Jusqu'à la fin du XVIIIe, la poursuite du bonheur était quelque chose attaché au concept de bien, et aussi le ressort évident de toute action humaine. Pour les Stoïciens le bonheur ou le vrai bien découle directement de la vertu rationnelle -ne pas désirer, c'est être libre. L'adversité n'est pas dans les choses, mais dans le désir qui nous met en conflit avec les choses. C'est dans L'Ethique à Nicomaque que nous pouvons trouver une analyse rigoureuse du lien entre le bonheur et le souverain bien. En observant que "tous assimilent le fait de bien vivre et de réussir au fait d'être heureux", Aristote réfute toutes les positions visant à réduire le bonheur au plaisir, à la richesse, aux honneurs. Pour lui, le bonheur n'est jamais désirable en vue d'autre chose, il est toujours une activité menée conformément à la raison et en accord avec la vertu. En même temps, ce n'est que l'intellect qui délibère, car il permet non seulement d'expliquer une action, mais aussi de la justifier d'un point de vue éthique. D'où l'importance de la sagesse ou de la prudence, qui est pour lui "une disposition accompagnée de règle vraie, capable d'agir dans la sphère de ce qui est bien ou mal pour les êtres humains" (Ethique à Nicomaque, 1143 B 3-4). L'activité propre de l'homme réside dans l'activité de l'âme conforme à la raison, c'est-à-dire à la vertu. C'est pour cette raison que bonheur et vertu sont identifiés: si l'homme réalise son excellence par la vertu, si c'est par elle qu'il atteint sa fin propre, alors c'est elle qui doit être qualifiée de souverain bien. 

Pour Spinoza, qui recherche le Souverain Bien capable de se communiquer,  le bonheur n'est pas la récompense de la vertu, il est la vertu elle-même. 

 

On comprend ainsi que faire de la poursuite du bonheur un but en soi est une erreur. Il faudrait chercher autre chose que son propre bonheur, par exemple le bonheur d'autrui, l'amélioration de la condition de l'humanité, la justice sociale, aspirer à autre chose qui soit non pas un moyen, mais une fin idéale. Et alors, on découvrirait le bonheur chemin faisant. Peu importe le type d'activité que l'on fait, l'important c'est de placer son intérêt dans une fin idéale. 

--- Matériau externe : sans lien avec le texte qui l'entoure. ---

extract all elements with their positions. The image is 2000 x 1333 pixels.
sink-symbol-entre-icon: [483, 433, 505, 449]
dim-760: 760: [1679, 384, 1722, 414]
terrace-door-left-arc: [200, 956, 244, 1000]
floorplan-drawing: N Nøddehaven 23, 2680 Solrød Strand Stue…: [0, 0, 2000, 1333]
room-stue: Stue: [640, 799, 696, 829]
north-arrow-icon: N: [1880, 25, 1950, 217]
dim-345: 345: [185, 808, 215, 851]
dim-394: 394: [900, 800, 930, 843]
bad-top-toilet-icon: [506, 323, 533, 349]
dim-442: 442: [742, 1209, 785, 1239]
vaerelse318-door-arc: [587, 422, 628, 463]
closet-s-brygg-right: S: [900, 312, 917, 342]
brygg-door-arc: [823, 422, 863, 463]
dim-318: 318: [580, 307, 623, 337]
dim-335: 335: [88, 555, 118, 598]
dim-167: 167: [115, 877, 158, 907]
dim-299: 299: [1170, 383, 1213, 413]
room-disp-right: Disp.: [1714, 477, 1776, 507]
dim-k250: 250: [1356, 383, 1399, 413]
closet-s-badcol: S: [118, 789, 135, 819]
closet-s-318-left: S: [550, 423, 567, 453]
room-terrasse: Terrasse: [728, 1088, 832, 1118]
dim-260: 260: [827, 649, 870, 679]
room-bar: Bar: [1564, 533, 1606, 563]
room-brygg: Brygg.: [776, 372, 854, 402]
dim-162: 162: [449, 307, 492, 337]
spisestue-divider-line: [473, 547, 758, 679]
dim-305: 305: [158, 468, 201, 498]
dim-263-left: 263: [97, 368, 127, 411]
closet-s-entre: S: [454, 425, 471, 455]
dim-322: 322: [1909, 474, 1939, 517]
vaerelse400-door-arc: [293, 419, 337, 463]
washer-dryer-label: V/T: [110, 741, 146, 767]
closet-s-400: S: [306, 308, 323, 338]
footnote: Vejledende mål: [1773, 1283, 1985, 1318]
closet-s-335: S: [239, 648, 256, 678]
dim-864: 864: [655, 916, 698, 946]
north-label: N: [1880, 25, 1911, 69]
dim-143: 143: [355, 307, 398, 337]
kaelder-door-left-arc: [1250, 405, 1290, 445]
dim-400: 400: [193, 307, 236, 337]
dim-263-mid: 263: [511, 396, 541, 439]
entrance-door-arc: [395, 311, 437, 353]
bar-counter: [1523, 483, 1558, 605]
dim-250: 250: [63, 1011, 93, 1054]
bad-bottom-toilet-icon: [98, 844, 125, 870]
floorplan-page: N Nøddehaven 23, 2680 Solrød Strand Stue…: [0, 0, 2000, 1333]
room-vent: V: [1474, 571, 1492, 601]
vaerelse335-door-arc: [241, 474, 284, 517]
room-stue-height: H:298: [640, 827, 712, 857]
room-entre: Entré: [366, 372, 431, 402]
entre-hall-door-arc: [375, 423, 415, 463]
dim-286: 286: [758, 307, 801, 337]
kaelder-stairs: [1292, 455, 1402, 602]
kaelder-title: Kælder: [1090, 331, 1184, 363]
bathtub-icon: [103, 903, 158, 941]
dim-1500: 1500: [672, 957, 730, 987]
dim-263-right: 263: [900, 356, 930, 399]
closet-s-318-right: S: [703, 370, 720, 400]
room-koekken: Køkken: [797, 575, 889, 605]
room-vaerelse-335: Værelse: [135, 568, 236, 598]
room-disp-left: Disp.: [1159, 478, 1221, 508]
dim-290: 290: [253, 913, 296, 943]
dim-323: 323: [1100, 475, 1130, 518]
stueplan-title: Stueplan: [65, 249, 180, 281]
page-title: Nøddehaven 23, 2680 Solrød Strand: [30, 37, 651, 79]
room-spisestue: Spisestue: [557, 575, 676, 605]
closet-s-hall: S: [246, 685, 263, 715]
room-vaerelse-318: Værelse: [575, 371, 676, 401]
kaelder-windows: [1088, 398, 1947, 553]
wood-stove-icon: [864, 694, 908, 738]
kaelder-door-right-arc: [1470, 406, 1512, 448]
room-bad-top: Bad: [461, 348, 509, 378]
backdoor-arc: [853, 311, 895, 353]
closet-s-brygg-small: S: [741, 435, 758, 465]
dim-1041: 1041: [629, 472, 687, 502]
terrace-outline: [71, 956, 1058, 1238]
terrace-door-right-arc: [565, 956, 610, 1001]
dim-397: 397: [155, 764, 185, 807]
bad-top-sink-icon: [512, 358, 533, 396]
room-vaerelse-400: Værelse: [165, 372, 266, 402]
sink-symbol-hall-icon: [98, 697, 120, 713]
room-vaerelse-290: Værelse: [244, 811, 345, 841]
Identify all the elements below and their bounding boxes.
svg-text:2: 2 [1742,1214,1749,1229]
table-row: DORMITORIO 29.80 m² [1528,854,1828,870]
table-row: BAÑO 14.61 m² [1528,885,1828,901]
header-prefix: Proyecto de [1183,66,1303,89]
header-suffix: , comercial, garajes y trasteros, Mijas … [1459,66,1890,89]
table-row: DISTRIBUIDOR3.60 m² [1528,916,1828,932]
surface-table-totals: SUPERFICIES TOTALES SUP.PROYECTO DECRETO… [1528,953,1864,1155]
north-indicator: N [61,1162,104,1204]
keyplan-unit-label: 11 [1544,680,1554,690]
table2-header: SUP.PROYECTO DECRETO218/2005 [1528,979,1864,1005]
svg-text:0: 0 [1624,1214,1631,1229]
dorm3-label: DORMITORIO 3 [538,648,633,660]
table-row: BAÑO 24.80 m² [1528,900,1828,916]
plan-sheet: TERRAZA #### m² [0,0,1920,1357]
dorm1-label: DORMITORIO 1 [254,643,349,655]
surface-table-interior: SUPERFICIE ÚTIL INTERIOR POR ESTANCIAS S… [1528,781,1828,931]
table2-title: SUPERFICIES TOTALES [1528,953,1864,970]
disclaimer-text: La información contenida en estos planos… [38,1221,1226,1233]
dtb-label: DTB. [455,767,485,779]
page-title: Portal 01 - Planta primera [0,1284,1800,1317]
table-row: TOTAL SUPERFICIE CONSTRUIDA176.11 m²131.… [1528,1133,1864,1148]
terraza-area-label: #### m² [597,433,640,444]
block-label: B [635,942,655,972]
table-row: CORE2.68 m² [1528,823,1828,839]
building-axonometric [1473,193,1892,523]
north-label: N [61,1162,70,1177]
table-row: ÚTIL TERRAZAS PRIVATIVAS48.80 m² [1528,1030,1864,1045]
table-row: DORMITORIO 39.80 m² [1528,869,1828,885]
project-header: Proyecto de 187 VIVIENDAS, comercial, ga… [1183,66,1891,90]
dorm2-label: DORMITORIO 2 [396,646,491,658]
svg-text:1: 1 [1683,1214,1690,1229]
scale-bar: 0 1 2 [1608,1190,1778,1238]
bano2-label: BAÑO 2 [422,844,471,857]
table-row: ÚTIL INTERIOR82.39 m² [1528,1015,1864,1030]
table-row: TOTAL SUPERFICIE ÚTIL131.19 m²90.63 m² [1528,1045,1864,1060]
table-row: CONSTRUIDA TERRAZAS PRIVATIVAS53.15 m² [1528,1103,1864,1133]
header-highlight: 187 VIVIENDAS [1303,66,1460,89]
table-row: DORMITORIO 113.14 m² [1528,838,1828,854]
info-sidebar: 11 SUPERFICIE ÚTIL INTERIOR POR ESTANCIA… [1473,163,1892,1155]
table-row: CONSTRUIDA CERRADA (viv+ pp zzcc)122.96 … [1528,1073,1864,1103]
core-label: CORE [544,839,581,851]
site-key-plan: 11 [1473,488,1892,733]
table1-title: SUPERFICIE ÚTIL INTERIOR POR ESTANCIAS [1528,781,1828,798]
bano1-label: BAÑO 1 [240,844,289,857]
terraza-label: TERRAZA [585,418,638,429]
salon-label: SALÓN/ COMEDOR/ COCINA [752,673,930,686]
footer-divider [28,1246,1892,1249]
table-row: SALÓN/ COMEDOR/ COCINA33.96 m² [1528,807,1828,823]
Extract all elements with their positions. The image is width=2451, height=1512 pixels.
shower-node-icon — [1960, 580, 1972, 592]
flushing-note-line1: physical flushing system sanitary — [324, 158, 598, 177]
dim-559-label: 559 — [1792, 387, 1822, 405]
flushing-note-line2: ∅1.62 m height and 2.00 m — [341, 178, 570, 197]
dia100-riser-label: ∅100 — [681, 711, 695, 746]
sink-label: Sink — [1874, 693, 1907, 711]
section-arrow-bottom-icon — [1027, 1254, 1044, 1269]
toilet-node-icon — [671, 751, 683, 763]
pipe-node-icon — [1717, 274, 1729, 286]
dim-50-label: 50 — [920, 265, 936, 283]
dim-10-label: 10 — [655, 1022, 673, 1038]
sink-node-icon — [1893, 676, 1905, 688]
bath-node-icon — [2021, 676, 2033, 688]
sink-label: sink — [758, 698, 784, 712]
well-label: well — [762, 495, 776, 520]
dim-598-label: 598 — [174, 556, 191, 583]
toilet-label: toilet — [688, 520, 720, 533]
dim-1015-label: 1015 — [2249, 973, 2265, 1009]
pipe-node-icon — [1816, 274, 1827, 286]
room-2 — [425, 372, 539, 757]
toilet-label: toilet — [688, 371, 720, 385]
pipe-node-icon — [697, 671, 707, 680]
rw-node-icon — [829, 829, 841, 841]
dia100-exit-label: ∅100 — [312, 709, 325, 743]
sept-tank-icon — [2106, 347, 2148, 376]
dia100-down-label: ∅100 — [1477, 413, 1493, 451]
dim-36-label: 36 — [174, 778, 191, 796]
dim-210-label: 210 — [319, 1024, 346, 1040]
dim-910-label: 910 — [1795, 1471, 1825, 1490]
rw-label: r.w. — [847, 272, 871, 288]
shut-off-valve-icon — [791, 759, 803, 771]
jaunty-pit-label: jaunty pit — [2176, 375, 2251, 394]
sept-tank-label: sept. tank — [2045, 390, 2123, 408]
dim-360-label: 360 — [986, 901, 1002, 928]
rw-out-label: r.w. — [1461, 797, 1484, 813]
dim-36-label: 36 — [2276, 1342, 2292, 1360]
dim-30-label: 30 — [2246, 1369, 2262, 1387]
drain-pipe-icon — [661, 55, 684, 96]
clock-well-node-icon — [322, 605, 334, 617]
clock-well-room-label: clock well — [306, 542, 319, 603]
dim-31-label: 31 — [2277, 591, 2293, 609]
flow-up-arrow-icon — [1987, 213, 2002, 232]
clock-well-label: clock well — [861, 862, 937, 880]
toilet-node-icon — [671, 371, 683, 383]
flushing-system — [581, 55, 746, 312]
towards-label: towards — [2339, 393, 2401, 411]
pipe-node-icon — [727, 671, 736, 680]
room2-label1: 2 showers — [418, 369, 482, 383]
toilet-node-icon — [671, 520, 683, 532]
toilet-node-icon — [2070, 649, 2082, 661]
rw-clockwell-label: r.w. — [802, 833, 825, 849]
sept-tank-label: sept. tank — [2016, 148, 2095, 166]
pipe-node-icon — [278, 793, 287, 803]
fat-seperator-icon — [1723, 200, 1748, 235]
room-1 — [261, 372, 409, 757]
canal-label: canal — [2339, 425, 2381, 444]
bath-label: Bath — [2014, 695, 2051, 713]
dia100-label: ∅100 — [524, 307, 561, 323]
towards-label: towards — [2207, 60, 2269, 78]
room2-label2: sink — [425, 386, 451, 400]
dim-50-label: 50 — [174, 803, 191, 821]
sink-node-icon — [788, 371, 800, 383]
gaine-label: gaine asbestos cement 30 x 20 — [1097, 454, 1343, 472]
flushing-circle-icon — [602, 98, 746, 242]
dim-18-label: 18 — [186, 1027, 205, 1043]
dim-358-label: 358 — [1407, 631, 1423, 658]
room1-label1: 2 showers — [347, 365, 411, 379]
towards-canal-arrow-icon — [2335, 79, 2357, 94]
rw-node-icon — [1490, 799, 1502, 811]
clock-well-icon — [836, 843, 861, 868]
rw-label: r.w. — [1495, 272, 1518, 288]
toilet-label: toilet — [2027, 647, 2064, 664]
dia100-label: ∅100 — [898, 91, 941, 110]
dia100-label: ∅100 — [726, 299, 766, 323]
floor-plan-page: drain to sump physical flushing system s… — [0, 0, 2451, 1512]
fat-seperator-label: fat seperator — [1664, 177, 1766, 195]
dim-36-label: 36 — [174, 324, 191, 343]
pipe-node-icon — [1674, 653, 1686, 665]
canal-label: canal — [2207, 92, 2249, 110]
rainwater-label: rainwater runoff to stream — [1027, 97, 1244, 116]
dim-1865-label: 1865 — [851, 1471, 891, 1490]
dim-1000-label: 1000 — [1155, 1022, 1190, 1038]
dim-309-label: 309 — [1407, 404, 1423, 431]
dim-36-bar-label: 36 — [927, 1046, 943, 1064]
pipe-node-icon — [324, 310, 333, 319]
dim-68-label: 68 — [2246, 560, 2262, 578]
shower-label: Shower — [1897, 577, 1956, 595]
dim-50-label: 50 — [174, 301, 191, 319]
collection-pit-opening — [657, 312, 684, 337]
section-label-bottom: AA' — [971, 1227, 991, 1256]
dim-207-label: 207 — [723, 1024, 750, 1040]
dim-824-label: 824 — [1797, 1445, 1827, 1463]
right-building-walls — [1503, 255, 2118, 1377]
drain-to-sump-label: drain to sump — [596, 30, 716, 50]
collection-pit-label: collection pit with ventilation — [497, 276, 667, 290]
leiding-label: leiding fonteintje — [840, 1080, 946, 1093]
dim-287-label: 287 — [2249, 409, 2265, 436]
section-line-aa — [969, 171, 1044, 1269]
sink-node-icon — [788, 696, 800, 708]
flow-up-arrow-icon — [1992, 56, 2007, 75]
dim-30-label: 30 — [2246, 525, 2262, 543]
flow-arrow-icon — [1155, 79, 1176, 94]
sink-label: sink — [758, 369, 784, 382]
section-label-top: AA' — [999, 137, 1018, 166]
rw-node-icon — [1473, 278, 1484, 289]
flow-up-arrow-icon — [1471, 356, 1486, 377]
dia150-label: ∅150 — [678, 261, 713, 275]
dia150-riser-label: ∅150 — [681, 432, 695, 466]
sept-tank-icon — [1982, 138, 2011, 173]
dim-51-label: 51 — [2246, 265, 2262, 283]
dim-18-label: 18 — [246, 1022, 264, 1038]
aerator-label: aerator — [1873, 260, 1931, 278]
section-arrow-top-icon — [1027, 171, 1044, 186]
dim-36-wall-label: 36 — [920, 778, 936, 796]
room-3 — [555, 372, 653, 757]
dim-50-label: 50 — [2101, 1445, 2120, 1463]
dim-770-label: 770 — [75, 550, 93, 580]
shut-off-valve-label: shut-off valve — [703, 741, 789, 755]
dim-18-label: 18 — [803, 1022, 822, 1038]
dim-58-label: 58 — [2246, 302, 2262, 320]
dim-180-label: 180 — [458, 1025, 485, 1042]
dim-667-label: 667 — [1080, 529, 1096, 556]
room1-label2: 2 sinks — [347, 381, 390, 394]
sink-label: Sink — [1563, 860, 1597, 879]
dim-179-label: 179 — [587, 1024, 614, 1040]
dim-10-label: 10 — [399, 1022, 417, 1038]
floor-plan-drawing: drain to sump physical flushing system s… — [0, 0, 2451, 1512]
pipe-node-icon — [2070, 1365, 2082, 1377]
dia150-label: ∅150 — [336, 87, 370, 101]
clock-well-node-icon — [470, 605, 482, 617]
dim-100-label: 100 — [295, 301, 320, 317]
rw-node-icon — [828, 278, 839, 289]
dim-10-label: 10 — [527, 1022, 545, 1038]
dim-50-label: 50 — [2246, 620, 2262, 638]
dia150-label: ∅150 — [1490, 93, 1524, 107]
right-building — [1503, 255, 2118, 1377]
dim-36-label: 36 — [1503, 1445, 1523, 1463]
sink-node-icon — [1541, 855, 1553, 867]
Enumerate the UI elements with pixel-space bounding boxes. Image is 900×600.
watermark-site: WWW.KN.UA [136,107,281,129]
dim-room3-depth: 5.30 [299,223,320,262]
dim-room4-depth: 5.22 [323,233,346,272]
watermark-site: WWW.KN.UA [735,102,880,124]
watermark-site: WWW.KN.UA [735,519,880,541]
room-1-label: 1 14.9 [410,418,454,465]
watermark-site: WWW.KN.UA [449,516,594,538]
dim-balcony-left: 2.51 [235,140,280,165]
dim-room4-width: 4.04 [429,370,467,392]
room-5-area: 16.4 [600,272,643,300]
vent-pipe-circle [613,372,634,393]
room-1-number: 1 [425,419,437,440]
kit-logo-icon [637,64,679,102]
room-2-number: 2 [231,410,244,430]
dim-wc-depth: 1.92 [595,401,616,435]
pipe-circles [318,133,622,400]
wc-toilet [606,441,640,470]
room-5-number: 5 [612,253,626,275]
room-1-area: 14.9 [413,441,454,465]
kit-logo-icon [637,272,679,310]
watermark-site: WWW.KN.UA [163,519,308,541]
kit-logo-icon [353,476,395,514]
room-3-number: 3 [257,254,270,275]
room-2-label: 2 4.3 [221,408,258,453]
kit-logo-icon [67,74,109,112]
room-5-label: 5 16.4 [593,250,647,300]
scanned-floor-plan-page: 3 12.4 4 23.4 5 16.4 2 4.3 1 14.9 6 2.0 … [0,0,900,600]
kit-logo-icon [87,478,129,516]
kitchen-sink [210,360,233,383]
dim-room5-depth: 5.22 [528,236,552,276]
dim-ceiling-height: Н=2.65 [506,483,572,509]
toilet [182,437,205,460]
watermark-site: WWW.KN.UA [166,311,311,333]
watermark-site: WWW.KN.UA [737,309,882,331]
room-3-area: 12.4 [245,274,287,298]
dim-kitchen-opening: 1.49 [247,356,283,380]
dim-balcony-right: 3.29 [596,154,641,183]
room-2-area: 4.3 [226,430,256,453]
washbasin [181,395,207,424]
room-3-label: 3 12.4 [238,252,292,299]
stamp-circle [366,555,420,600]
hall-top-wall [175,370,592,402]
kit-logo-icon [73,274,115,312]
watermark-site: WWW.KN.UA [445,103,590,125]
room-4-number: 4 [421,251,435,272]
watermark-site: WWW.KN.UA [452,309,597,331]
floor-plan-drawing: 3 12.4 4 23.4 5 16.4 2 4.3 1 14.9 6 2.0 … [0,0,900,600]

La philosophie n'est pas que spéculation, elle vise à la sagesse dans sa dimension pratique. Je sais qu'il existe des tentatives de faire du développement personnel à partir d'une doctrine philosophique - appliquer telle ou telle doctrine philosophique dans notre vie. Il y a même des livres qui sont sortis. Je ne trouve en rien cette démarche séduisante, pour la simple raison qu'elle semble ignorer la mise à distance nécessaire pour la pensée, et aussi le rôle de la subjectivité et de l'expérience personnelle. Faire connaître, revisiter les philosophes, les présenter, les faire relire, et dégager ce qui est universel dans les catégories et les concepts, cela oui. Ce serait une démarche utile et respectueuse du raisonnement des individualités du XXIe que nous sommes. Autrement, la philosophie servirait à un autre type d'endoctrinement, lorsqu'elle se veut libératrice. 

 

De récentes découvertes en science laissent supposer que l'univers produit de façon naturelle de la complexité. Les scientifiques essaient de comprendre comment la structure simple de l'univers peut permettre la création de la complexité. L'émergence de la vie en général, et de la vie rationnelle en particulier, associée à sa culture technologique, pourrait être très courante, ce serait une tendance réelle de l'univers d'évoluer de façon prévisible. Le fait de croire que l'univers est structuré pour produire de la complexité en général, et des créatures rationnelles en particulier, n'est pas forcément une croyance religieuse, c'est-à-dire que cela n'implique pas forcément que l'univers a été créé par un Dieu, mais cela suggère que le type de rationalité que nous possédons n'est pas un accident. Il doit y avoir quelque chose de spécifiquement moral concernant les créatures rationnelles et sociales, et dans ce cas, les éventuels extraterrestres intelligents ont dû développer des attitudes similaires à partir de leurs engagements moraux de base. Un tel accord universel pourrait être un système éthique universel.